President Obama’s attempt to circumvent the Senate by unilaterally appointing Ohio politician Richard Cordray to the Consumer Financial Protection Bureau may have been premised on his expectation that he would get away with it. If so, he seems to have miscalculated, because the other two branches of government are providing him with a Sesame Street demonstration of the concept of “checks and balances.”

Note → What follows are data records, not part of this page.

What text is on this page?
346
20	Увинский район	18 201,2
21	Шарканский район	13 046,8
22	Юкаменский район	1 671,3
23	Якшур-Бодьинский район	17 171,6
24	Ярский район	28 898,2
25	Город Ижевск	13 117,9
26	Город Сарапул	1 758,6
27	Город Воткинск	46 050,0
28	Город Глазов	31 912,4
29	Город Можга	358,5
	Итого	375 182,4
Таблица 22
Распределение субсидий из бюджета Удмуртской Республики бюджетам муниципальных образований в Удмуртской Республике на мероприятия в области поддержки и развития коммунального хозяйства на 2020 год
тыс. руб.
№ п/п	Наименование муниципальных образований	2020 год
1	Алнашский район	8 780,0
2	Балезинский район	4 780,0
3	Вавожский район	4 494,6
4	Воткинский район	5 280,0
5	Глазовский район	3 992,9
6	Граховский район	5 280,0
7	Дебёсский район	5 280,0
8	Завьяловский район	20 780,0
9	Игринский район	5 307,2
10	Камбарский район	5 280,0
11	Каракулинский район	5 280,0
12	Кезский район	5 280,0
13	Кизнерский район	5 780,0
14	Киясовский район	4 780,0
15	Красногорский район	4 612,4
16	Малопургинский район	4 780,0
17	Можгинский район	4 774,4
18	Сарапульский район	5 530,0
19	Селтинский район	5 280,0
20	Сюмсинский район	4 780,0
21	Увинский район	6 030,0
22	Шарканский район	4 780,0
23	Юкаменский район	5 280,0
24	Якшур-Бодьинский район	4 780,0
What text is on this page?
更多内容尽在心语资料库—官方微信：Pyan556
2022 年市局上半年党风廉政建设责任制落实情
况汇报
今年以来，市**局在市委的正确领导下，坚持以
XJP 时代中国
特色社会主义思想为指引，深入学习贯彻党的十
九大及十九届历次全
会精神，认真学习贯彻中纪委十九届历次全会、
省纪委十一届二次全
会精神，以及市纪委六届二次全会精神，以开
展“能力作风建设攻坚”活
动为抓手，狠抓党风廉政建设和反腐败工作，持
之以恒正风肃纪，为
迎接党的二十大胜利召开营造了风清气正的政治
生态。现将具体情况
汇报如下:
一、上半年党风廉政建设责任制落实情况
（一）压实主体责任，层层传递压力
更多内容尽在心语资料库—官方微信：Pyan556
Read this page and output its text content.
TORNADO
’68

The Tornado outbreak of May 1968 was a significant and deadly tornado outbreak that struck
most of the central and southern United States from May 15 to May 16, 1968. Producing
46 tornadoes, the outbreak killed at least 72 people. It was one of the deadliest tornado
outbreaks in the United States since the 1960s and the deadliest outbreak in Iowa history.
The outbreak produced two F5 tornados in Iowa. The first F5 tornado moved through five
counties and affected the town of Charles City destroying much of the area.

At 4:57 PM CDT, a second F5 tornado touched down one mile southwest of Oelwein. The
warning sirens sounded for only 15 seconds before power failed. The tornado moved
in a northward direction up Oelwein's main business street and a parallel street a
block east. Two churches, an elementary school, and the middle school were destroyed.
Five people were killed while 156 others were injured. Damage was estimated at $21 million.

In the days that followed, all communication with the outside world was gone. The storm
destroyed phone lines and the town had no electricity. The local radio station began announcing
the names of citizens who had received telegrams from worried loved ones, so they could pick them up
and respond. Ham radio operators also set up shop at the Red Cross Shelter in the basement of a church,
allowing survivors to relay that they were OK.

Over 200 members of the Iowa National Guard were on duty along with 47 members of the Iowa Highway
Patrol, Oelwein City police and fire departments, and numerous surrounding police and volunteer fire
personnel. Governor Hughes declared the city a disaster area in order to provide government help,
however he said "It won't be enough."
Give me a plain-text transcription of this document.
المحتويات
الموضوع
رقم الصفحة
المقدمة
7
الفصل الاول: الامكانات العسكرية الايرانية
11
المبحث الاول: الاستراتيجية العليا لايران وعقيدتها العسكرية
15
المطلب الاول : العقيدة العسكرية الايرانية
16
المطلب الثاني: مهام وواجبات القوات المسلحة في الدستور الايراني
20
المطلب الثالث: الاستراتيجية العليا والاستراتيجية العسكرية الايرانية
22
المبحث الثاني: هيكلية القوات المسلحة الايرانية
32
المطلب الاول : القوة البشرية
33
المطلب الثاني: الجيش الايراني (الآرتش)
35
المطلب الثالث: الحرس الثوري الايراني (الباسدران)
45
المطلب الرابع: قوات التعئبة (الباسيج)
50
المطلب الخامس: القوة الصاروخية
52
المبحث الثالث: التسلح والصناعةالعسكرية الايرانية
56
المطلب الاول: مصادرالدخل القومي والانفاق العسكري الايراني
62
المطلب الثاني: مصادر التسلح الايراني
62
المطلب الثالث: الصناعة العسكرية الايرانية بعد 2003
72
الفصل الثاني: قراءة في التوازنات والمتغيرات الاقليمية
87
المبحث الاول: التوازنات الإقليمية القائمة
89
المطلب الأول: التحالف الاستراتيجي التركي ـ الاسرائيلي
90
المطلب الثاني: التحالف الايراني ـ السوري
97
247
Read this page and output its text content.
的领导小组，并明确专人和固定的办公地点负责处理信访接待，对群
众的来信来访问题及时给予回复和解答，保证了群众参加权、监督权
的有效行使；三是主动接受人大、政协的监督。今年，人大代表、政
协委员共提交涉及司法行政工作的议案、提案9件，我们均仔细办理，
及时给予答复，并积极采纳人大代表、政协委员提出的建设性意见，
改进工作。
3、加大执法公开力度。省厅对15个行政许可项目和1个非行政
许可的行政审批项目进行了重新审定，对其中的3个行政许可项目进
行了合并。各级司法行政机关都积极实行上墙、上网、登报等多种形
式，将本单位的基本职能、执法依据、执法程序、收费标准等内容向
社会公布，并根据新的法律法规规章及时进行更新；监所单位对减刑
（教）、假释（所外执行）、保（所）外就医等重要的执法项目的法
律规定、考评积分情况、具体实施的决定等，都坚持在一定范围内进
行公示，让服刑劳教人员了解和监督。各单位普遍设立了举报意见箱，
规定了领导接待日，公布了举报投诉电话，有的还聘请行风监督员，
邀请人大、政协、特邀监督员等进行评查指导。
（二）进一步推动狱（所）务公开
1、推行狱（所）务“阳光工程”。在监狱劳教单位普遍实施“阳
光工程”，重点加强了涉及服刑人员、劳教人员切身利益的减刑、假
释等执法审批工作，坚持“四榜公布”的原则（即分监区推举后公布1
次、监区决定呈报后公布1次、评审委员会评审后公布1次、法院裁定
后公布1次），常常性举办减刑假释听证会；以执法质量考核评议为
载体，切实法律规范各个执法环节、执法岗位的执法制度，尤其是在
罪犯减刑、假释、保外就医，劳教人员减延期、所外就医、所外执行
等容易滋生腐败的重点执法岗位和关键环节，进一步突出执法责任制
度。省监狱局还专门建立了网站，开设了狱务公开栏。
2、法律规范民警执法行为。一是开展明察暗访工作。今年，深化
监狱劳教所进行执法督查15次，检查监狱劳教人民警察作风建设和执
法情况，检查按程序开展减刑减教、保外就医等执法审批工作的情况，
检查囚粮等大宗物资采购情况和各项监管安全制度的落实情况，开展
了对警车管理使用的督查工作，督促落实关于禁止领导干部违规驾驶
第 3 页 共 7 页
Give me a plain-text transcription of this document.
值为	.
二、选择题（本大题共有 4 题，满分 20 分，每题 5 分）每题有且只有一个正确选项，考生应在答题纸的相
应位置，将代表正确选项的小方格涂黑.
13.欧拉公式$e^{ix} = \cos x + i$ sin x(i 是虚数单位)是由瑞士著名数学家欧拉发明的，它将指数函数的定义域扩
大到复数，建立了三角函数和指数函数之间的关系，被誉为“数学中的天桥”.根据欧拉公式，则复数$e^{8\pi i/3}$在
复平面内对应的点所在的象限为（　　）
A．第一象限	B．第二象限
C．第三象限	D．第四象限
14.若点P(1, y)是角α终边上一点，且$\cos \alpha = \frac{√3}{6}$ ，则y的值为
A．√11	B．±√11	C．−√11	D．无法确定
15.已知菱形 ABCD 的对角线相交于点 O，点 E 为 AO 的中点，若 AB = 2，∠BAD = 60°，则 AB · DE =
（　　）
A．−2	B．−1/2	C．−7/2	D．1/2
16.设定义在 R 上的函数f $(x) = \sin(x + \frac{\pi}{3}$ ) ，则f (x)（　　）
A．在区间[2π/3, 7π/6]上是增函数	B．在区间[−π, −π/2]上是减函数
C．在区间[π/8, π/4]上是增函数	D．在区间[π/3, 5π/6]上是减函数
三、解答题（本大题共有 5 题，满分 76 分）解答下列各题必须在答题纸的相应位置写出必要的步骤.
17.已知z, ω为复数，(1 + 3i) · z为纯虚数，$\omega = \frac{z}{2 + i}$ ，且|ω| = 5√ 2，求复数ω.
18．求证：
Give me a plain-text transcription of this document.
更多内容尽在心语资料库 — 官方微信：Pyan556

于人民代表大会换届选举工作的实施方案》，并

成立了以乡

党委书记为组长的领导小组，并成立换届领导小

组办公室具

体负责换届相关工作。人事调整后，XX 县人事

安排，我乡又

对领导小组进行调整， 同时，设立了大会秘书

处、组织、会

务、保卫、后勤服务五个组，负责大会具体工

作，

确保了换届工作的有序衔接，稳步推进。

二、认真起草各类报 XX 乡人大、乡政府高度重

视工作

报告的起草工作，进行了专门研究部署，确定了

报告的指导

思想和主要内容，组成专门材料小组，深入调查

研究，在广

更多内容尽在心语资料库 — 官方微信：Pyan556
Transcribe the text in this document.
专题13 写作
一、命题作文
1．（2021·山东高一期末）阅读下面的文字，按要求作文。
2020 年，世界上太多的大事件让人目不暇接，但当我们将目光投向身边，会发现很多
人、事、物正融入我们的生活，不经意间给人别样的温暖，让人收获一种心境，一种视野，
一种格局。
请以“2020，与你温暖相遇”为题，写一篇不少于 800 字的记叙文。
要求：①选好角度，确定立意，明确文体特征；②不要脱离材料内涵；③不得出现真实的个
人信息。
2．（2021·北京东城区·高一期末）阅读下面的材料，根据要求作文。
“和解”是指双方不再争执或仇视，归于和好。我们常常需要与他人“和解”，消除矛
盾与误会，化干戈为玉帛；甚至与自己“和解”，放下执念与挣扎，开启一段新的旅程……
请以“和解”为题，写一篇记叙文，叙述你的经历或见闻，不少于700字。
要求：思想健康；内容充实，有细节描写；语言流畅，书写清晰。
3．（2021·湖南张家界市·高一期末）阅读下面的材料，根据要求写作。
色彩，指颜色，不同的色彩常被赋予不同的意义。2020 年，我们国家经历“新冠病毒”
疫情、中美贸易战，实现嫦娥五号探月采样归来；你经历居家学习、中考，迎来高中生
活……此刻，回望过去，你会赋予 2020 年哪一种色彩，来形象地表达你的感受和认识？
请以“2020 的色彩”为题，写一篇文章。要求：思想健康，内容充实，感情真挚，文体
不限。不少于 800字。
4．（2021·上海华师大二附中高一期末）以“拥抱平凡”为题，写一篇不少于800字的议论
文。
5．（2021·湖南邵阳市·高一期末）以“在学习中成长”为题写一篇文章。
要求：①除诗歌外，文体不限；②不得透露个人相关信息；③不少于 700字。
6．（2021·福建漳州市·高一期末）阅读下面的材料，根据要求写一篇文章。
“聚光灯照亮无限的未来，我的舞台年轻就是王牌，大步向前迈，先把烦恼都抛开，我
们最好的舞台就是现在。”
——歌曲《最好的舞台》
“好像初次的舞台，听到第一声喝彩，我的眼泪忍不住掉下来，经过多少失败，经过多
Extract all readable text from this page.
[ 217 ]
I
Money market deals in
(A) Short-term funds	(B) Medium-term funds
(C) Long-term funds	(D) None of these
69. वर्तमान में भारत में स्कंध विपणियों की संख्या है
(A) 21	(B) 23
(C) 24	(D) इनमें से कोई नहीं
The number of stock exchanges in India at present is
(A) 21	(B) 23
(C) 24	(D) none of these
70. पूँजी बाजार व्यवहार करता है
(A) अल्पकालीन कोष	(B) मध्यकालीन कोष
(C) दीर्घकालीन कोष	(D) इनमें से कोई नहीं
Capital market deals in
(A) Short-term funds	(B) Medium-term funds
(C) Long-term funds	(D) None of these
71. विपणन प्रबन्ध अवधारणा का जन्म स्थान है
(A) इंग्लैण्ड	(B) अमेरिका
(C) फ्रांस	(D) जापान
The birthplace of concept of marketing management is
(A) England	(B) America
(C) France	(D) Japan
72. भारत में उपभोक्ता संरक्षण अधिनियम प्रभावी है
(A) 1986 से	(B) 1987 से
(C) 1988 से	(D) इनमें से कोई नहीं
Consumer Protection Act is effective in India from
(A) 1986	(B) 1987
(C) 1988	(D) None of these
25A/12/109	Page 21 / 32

Senate Republicans wrote in February that they would “continue to oppose the consideration of any nominee, regardless of party affiliation, to be the CFPB director until key structural changes are made to ensure accountability and transparency at the Consumer Financial Protection Bureau.” (Their criticism of the CFPB’s unaccountable structure is echoed in a lawsuit brought by eleven states and a small Texas bank and the Competitive Enterprise Institute challenging the constitutionality of Dodd-Frank.)
But the most significant rebuke so far came from the judicial branch. In January, the D.C. Circuit held that the president’s appointments to the National Labor Relations Board — which occurred alongside the Cordray appointment — were invalid, because they “eviscerate[d] the Constitution’s separation of powers” while “demolish[ing] checks and balances.” As former White House Counsel Boyden Gray explained, “the D.C. Circuit decision is binding on the CFPB unless reversed by the Supreme Court.”
Representative Jeb Hensarling, chairman of the House Financial Services Committee, agrees. Yesterday he released a statement announcing that his committee would not accept testimony from Cordary until he is validly appointed to the CFPB:
The House Financial Services Committee cannot legally accept testimony from Richard Cordray on the Consumer Financial Protection Bureau’s (CFPB) semi-annual report until he is validly appointed as the bureau’s director, said Rep. Jeb Hensarling (R-TX), the committee’s chairman. However, the committee will continue to conduct rigorous oversight of the CFPB. . . .
“The court’s unanimous ruling makes it clear that there is no legally-appointed director of the CFPB at this time,” said Chairman Hensarling. “By law, the committee can receive this testimony only from a director who is appointed in accordance with the Constitution
and the Dodd-Frank Act, which created the bureau.” . . .
“No other regulator has more influence over the daily financial lives of Americans,” he continued. “Dodd-Frank gives the CFPB director the power to decide what financial products and services will – and will not – be available to American consumers and how much they will have to pay for them. How is it fair to American consumers that one unelected, unaccountable bureaucrat in Washington has the power to decide what kind of mortgage, car loan or credit card they can or cannot have? No bureaucrat should have so much control over the financial destiny of Americans, particularly one who is completely insulated from the types of checks and balances that apply to other government agencies.”
Three cheers for Chairman Hensarling.